Limit of a sequence $\sqrt{5 + 2a_n}$ Let $a_1 = 0$ and $$a_{n+1} = \sqrt{5+2a_n}, n>0$$ Show that $\lim_{n\to\infty}a_n$
exists and find the limit.
Manual computation shows that the limit will be approximately 3.5 but how would i go about proving it?
 A: If you can show that the sequence converges, it’s easy to discover what the limit must be. Suppose that $\langle a_n:n\in\Bbb Z^+\rangle$ does converge, and let $L$ be the limit. Then
$$L=\lim_{n\to\infty}a_{n+1}=\lim_{n\to\infty}\sqrt{5+2a_n}=\sqrt{5+2\lim_{n\to\infty}a_n}=\sqrt{5+2L}\;,$$
since the function $f(x)=\sqrt{5+2x}$ is continuous. Thus, $L$ satisfies the quadratic $L^2=5+2L$, and we must have
$$L=\frac{2\pm\sqrt{24}}2=1\pm\sqrt6\;.$$
Evidently $a_n\ge 0$ for all $n\in\Bbb Z^+$, so in fact $L=1+\sqrt6$.

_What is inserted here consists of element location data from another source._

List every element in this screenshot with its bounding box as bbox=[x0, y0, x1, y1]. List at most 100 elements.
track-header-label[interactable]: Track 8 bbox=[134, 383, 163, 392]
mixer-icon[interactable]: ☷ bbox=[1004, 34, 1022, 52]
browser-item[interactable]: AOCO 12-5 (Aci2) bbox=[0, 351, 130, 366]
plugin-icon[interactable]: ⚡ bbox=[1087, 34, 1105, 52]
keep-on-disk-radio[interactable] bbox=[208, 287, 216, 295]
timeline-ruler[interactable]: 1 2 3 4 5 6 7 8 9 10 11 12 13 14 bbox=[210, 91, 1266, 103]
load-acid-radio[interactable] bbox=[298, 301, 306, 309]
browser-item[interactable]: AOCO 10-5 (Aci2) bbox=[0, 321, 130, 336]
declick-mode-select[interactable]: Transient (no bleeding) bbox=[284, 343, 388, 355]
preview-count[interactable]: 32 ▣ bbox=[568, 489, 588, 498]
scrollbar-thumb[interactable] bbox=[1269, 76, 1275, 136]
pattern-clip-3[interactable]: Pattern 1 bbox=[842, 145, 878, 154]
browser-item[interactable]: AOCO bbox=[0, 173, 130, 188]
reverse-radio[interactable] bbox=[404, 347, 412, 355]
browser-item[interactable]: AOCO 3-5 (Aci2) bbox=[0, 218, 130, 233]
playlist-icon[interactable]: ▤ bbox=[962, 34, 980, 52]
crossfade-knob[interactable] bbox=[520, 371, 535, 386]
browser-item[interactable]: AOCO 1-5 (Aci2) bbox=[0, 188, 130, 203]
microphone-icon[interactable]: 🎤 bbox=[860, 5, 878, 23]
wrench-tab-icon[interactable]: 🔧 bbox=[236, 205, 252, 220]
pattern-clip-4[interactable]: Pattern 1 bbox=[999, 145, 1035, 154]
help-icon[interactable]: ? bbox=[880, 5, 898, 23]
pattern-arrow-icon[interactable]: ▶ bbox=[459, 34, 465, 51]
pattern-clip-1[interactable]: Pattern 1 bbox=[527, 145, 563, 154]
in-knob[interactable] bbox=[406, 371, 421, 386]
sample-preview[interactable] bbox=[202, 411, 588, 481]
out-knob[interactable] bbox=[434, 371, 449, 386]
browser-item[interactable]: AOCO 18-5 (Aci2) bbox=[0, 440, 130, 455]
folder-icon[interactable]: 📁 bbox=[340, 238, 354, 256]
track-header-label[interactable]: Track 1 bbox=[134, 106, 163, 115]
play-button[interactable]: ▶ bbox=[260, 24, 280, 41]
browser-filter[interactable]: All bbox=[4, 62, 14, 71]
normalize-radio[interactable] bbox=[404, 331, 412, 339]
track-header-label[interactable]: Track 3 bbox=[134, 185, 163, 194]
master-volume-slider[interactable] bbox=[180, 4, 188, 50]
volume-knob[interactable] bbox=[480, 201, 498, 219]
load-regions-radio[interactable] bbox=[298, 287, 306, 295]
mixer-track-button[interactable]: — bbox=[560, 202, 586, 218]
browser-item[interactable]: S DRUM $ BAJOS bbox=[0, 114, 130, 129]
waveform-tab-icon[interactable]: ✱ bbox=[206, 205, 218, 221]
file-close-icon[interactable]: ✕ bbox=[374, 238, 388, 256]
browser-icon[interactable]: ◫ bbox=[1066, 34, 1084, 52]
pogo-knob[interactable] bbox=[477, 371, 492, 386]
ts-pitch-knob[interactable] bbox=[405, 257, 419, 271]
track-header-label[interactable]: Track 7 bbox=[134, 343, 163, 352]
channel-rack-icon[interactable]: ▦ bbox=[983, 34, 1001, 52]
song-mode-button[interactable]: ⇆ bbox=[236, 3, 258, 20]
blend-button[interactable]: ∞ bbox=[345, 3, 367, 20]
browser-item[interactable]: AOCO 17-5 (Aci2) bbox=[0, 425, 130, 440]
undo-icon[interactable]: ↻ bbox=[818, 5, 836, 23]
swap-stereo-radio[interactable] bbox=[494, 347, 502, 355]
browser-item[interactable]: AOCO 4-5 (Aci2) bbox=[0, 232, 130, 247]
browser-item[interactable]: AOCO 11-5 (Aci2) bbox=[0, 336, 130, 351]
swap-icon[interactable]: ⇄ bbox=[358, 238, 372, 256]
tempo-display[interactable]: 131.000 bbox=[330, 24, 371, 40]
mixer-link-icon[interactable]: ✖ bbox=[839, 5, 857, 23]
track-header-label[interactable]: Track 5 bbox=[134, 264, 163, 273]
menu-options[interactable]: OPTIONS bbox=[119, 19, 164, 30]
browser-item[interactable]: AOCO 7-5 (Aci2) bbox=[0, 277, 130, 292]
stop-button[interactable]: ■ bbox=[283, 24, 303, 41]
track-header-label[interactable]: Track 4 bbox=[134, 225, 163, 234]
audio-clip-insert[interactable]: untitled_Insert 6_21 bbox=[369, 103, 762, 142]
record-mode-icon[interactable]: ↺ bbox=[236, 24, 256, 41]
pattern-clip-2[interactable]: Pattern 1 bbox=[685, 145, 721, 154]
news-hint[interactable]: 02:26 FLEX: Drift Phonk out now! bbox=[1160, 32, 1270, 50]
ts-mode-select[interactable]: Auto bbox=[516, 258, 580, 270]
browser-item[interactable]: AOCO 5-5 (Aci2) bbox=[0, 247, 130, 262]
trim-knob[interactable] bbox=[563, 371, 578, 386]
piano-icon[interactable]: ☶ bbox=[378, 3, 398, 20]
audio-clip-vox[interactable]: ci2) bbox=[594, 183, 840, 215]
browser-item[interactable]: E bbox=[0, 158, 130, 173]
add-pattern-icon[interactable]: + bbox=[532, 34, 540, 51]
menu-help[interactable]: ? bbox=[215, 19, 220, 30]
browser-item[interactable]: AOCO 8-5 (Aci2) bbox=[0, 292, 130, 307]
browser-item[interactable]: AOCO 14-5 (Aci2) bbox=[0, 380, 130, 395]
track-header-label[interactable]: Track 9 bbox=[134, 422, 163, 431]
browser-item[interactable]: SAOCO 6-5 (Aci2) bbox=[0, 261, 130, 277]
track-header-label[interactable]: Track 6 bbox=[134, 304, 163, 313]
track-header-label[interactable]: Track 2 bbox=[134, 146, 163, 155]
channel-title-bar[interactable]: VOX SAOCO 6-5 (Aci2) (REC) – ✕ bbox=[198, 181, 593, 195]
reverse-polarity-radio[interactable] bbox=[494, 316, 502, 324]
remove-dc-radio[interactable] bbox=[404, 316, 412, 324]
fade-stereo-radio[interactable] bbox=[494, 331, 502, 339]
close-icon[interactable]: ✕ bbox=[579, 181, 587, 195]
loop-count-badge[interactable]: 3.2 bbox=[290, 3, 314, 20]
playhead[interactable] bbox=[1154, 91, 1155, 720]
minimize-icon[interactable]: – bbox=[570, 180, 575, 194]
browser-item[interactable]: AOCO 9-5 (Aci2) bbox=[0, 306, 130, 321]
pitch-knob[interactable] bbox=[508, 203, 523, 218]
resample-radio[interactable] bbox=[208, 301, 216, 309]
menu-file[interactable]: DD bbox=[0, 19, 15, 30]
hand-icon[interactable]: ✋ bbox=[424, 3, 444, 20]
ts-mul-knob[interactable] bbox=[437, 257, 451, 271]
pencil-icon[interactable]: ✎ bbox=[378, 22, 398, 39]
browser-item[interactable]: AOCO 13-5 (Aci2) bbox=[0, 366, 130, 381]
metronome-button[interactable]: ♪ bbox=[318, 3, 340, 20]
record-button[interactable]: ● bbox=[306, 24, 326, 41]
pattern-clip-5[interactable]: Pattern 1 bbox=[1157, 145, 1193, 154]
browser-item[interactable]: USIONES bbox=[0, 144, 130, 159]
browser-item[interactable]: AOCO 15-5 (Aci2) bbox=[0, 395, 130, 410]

One way to show that the sequence converges is to show that it is monotone increasing and bounded. This can be proved by induction on $n$. Suppose that $0\le a_n<1+\sqrt6$; can you carry out the induction step to show that $$0\le a_n\le a_{n+1}<1+\sqrt6\;?$$
A: First show that $0 \leq a(n) \leq 1 + \sqrt6$ by induction.
This is because, we have$$a(n+1) = \sqrt{5+2a(n)} \leq \sqrt{5+2 + 2 \sqrt6} = \sqrt{(1+\sqrt6)^2} = 1 + \sqrt6$$
Now show using induction that $a(n)$ is an increasing sequence. The same procedure as above will work.
Hence, now we have a monotone increasing sequence that is bounded above. Hence, $a(n)$ converges to a limit. Hence, if the limit is $L$, then we have
$$\lim_{n \to \infty} a(n+1) = \lim_{n \to \infty} \sqrt{5+2a(n)}$$ i.e.
$$L = \sqrt{5+2L} \implies L = 1 + \sqrt6 \,\,\,\,\,\,\,\,\,\, (\because \sqrt{x}\text{  is continuous for }x>0)$$
The choice of $1+\sqrt6$ in the very first step was of-course by reverse engineering.
A: I am actually interested in this problem since I have never made a induction proof earlier. So here is my try.
Since we don't have a closed form of $a_{n}$ we instead prove that $a_{n+1}<1+\sqrt{6}$ since it is obvious that $a_{n}\leq a_{n+1}$. 
First step: Since $n>0$ we want to test that the statement holds for $n=1$:
$a_{2}=\sqrt{5}<1+\sqrt{6}$ since we are given that $a_{1}=0$. 
Inductive step: Assume now that $n=k$ holds (for arbitrary $k>1,k\in \mathbb{N}$)
If we now can prove that for $n=k+1$ also is true, then we are done with the proof.
$a_{k+2}=\sqrt{5+2a_{k+1}}$ = $\sqrt{5+2\sqrt{5+2a_{k}}}$. From here I not sure how to proceed because I don't know where I am supposed to end.